He climbed onto the roof of the philosophy faculty of the Charles University in Prague and started shooting wildly, killing 14 people and wounding 25. Then he committed suicide or, perhaps, was eliminated by the officers who came running. David Kozak, 24 years old, Czech, student at the same university, had killed his father shortly before the massacre in the Kladno area, about thirty kilometers from the capital.
“There is no indication that this crime has any connection with international terrorism,” said Czech Interior Minister Vit Rakusan, trying in some way to reassure people shocked by what politicians and observers define as the most serious tragedy of the history of the Czech Republic.
And Czech President Petr Pavel also said he was “shocked”, posting his condolences on X. “It was a premeditated violent attack,” said police chief Martin Vondrasek while the delirious sentences of a sort of diary written by the killer in recent days on Telegram were already bouncing around the media.
«Let me introduce myself, my name is David and I want to do a school shooting and possibly commit suicide… I always wanted to kill, I thought I would become a maniac in the future» but «I realized that it was much more convenient to do a mass massacre instead of be a serial killer”, wrote Kozak on the social network, with light eyes and a clean face like a boy in the photo that stands out on all the sites.
A disturbing, psychiatric profile of a boy who, again on Telegram, said he was inspired by Alina Afanaskina, a 14-year-old Russian girl who shot a classmate at the beginning of December, injured five other people and then killed herself. shot. Another episode is also a source of inspiration: the school shooting in Kazan, Tatarstan, in May 2021 when nine people were killed, including seven students, and more than 20 injured.
Among the paranoid delusions with which the platforms are flooded daily, no one had noticed that boy who on December 17th still posted: “I hate the world and I want to leave as much pain as possible.”
The police are verifying the authenticity of the messages and have meanwhile reconstructed the sequence of events which show how Kozak had carefully planned the massacre. The carnage began in the morning with the discovery, at 12.40, of the father’s lifeless body in his house about thirty kilometers from Prague.
The police, on alert, evacuated a university building where the one who was still a suspect was supposed to go for a lesson at 2.00 pm. But Kozak, who had packed many weapons inside the university, mocked the officers by going to another building where he opened fire which caused the massacre. On the ground, 14 dead and 25 injured, a dozen of whom are in serious condition. At 3.20pm, the police chief said, the murderer’s body was found on the ledge of the building. It is not clear whether he committed suicide or was killed by the officers, who were working to name all the victims.

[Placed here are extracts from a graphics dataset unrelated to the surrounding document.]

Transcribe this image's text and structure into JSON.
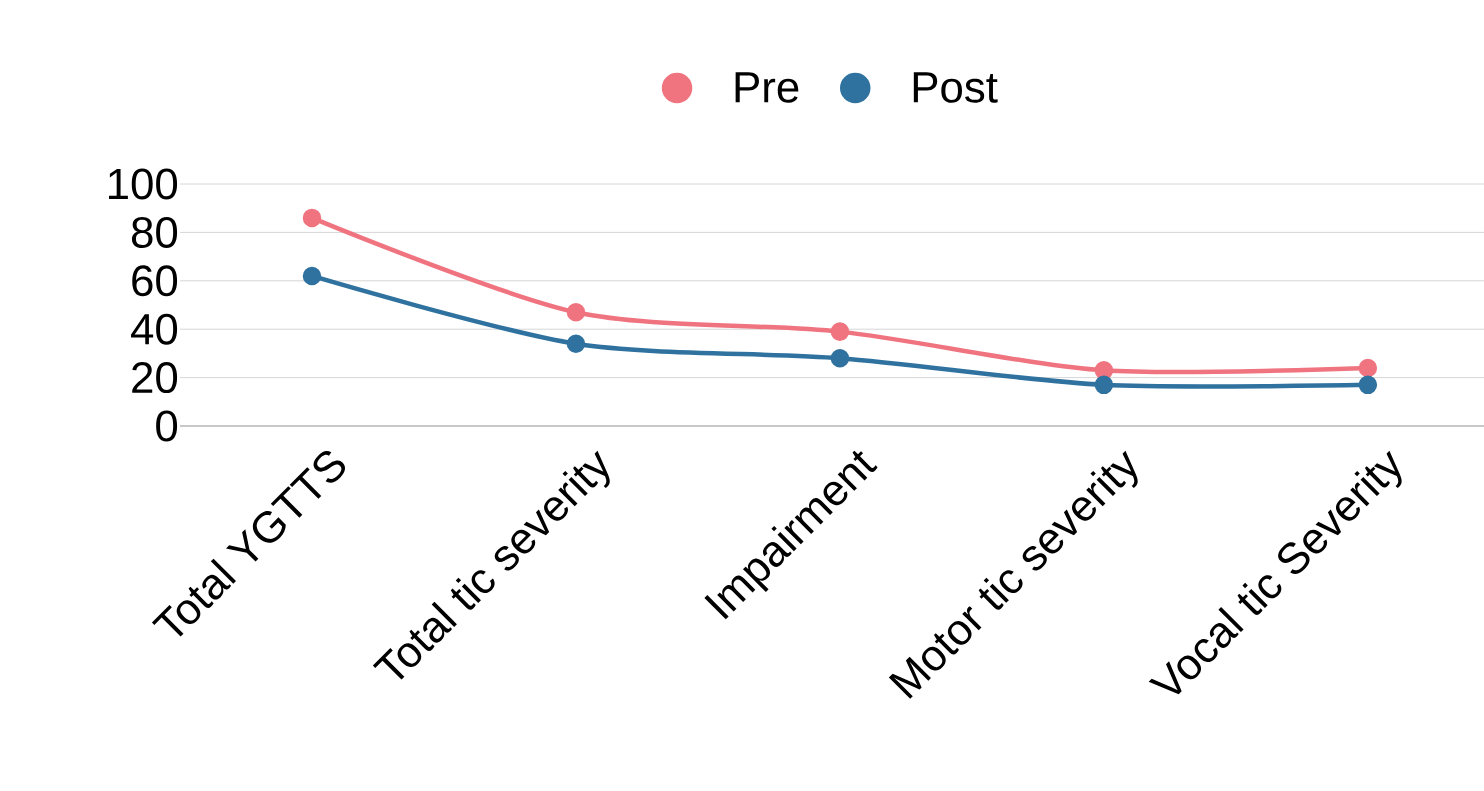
{
  "chart_data": {
    "type": "line",
    "categories": [
      "Total YGTTS",
      "Total tic severity",
      "Impairment",
      "Motor tic severity",
      "Vocal tic Severity"
    ],
    "series": [
      {
        "name": "Pre",
        "color": "#f07480",
        "values": [
          86,
          47,
          39,
          23,
          24
        ]
      },
      {
        "name": "Post",
        "color": "#30729f",
        "values": [
          62,
          34,
          28,
          17,
          17
        ]
      }
    ],
    "ylim": [
      0,
      100
    ],
    "yticks": [
      0,
      20,
      40,
      60,
      80,
      100
    ],
    "grid": "y",
    "legend": "top",
    "marker": "circle",
    "line_style": "solid"
  }
}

And in light of the massacre, police are working on the theory that the university shooter was also responsible for the deaths of two people last week in the Klanovicky forest near Prague.
The shock, in the city and in the country, was violent. At the University, terror. «We locked ourselves in the library and hid under the table. We all remained silent and wrote to our families, to the police”, one of the witnesses said on social media, explaining that via email the management of the Faculty of Philosophy told the students how to move and where to barricade themselves. What remains of those moments of panic is what will forever be the symbolic image of an unnecessarily announced massacre: a group of students huddled on a ledge outside a window of the university building. Still, in silence.